Business Financial Transformation

The Value of Action vs The Cost of Inaction

Russell RiggsMay 2, 2020

We see opportunities daily.

What are you and your business currently facing?

Sometimes a moment presents itself as exciting and hopeful in addition to profitable.

Other opportunities come in the form of a dire situation where disaster looms if nothing changes.

No matter the circumstances, the right moments, when seized, ultimately lead to transformation for you and your business. Our approach is often determined by whether we anticipate that the transformation is positive or negative.

No matter our choice, there is value to our actions and cost to our inactions.

In Luke chapter 19, Jesus shares with His disciples the parable of the ten minas. In the parable, a king gives 10 of his servants an amount of money and tells them to, “Put this money to work until I come back.”
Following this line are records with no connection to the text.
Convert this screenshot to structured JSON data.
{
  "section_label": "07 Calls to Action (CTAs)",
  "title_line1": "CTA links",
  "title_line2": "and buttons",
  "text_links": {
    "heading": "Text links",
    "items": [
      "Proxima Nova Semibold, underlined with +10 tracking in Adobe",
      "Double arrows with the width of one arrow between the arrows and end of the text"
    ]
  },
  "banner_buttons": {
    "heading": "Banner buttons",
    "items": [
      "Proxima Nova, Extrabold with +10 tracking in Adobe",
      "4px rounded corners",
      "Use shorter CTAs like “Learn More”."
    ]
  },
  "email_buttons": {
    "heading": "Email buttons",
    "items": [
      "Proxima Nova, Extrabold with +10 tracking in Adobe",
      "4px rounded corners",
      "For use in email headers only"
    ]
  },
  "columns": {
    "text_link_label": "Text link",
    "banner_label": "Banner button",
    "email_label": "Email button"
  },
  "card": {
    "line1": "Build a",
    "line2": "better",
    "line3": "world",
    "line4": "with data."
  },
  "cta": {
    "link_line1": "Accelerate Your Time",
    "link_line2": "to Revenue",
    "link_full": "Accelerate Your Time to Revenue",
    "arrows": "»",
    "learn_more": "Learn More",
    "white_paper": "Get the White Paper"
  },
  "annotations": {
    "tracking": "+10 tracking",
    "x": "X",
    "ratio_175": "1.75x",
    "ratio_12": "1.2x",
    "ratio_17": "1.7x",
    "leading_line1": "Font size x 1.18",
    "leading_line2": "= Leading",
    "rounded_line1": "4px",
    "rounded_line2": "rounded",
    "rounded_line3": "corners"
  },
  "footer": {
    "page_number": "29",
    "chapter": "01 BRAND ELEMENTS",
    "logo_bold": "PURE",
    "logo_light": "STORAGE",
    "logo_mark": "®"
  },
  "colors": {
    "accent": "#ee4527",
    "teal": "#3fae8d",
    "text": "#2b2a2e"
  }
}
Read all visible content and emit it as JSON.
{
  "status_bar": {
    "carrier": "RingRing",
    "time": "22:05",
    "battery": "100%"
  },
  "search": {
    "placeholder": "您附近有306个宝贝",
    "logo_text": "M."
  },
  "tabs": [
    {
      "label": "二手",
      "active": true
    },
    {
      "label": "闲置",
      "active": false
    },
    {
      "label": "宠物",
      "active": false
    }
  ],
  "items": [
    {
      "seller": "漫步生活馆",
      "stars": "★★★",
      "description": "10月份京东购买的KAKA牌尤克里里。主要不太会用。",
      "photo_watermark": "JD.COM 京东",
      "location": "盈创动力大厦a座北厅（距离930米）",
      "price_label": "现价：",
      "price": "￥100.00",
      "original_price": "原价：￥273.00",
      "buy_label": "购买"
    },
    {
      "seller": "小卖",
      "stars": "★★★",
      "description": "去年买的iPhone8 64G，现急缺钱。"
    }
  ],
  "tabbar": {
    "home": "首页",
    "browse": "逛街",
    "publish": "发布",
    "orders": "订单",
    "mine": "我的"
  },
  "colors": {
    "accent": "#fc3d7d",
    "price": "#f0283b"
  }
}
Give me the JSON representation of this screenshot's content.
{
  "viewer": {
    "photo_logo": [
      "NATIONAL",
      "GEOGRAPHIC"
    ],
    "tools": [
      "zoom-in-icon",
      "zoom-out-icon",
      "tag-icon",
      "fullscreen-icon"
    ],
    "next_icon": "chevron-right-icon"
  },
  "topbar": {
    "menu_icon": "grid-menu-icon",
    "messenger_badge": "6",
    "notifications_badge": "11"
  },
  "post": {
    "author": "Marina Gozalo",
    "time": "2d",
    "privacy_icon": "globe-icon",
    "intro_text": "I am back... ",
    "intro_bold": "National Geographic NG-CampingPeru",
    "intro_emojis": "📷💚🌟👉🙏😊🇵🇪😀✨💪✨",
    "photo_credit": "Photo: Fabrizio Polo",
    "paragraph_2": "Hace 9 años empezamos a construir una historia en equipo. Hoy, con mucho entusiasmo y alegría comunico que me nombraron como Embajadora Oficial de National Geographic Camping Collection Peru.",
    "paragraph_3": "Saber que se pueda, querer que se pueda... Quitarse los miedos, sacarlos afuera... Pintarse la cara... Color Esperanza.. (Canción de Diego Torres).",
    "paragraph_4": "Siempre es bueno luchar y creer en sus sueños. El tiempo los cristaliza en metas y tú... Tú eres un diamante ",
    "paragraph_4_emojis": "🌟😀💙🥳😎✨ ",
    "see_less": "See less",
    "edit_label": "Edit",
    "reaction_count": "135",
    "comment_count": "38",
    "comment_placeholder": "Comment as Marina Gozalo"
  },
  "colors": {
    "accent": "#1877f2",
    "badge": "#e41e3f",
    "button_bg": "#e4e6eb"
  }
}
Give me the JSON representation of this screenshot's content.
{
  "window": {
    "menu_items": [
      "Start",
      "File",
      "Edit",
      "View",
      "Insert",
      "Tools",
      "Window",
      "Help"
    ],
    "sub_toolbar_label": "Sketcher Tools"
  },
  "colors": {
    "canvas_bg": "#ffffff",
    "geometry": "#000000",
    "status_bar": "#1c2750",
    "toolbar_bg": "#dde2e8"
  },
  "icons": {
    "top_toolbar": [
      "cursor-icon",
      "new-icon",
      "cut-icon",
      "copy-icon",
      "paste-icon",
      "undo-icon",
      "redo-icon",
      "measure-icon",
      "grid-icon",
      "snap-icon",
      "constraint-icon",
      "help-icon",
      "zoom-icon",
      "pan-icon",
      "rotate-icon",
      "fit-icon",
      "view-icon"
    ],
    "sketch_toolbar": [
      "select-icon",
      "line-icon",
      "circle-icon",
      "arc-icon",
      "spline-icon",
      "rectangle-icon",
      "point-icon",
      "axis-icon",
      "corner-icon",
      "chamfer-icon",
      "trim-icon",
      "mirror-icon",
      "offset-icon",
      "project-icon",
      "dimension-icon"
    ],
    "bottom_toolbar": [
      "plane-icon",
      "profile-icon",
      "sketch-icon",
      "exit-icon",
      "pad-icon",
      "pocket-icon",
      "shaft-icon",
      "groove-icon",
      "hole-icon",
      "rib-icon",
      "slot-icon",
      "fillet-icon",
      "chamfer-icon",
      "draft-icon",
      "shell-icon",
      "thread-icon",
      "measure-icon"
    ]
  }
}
The servants now have an opportunity. Some of the servants used the circumstances to prove themselves.

One was afraid and treated the situation as a circumstance where they could potentially lose everything.

The perspective of each servant guided their approach.

After some time, the king requests an account of what they had gained with the money.

The servants who used their circumstances to leverage the opportunity were able to report to the king that they had earned multiples more than they had received. The king rewarded them for their stewardship and blessed them with even more.

However, the servant who determined to approach the opportunity with fear was afraid and hid the money away so that it would not be lost. The king punished the servant and stripped him of his stewardship.

What is the difference between success and failure? Two things:

  1. Perspective
  2. Approach

Those servants that were successful chose to perceive the opportunity with faith and approach the circumstance with action.

The unsuccessful servant chose to perceive the opportunity with fear and embraced an approach of inaction.

This leads to a revelation: There is value to our actions, and there is a cost to our inaction.

There is both tangible and intangible value created by taking action.

When you identify areas of opportunity in your business and take decisive action, there are both direct and indirect positive impacts.

These often result in a financial benefit to your bottom line. We see the servants faithfully blessed with more because of their decisive action.

Conversely, there is a cost to our inaction.

When we embrace our circumstances with inertia, consequences will follow.

This creates direct and indirect negative impacts on the bottom line resulting in financial loss. The servant that perceived their opportunity through fear made a choice not to act. They were unsuccessful in their endeavor and ultimately lost everything.

Daily we have an option to make a choice.

Will we see the future through the lens of faith or fear?

I challenge you to reflect on the circumstances in front of you.

Are they exciting and profitable ventures or dire circumstances?

Does your lens of faith or fear affect how you perceive them?

I believe that when we start with faith, the transformation that we see in ourselves and our businesses will be profitable and, most importantly, honoring to the king that entrusted us with the opportunity in the first place.